Verletzlichkeit zulassen
15.09.2023 MuriDie ehemalige Ökonomin und Pfarrerin Regula Blindenbacher spricht über die Zukunft der Kirche
Als Mitarbeiterin der Nationalbank erlebte Regula Blindenbacher die Finanzkrise 2008 hautnah mit. Nun stellt sie sich als Pfarrerin dem Mitgliederschwund in der Kirche. ...
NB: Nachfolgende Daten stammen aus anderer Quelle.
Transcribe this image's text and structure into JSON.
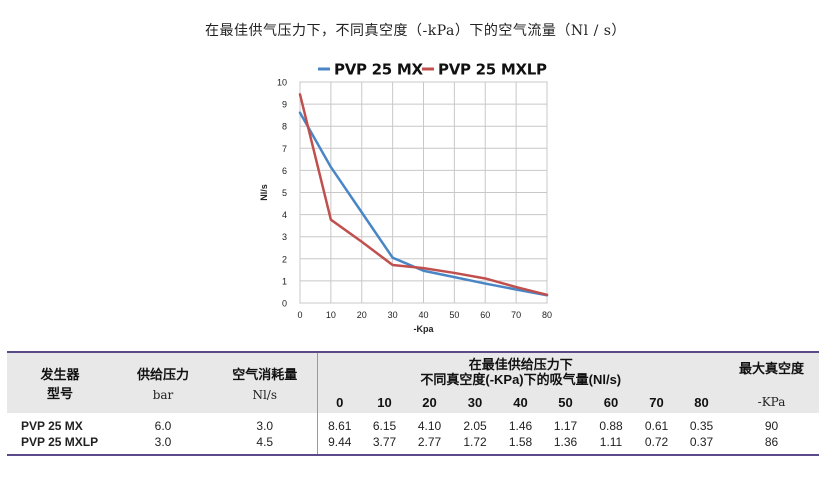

Die ehemalige Ökonomin und Pfarrerin Regula Blindenbacher spricht über die Zukunft der Kirche
Als Mitarbeiterin der Nationalbank erlebte Regula Blindenbacher die Finanzkrise 2008 hautnah mit. Nun stellt sie sich als Pfarrerin dem Mitgliederschwund in der Kirche. Dabei sieht sie damals wie heute in Krisen durchaus auch Chancen für Neuanfänge.
Celeste Blanc
Neue Wege gehen, neue Ansätze finden. Und doch in einer sich stetig ändernden Welt die Ursprünglichkeit des Glaubens beibehalten. Wie das möglich ist, damit beschäftigt sich Pfarrerin Regula Blindenbacher in ihrer Gemeinschaft. «Vielleicht liegt in der Verletzlichkeit der Menschen die Zukunft der Kirche», meint die 41-jährige Pfarrerin, die seit einem Jahr in Holderbank-Möriken-Wildegg tätig ist. Am Gesprächsabend mit Pfarrerin Bettina Lukoschus, der vom reformierten Frauenverein organisiert wurde, wurde dabei auch über die Zukunft der Kirche gesprochen. «Es ist an der Zeit, die Zukunft der Kirche neu zu träumen», so Blindenbacher.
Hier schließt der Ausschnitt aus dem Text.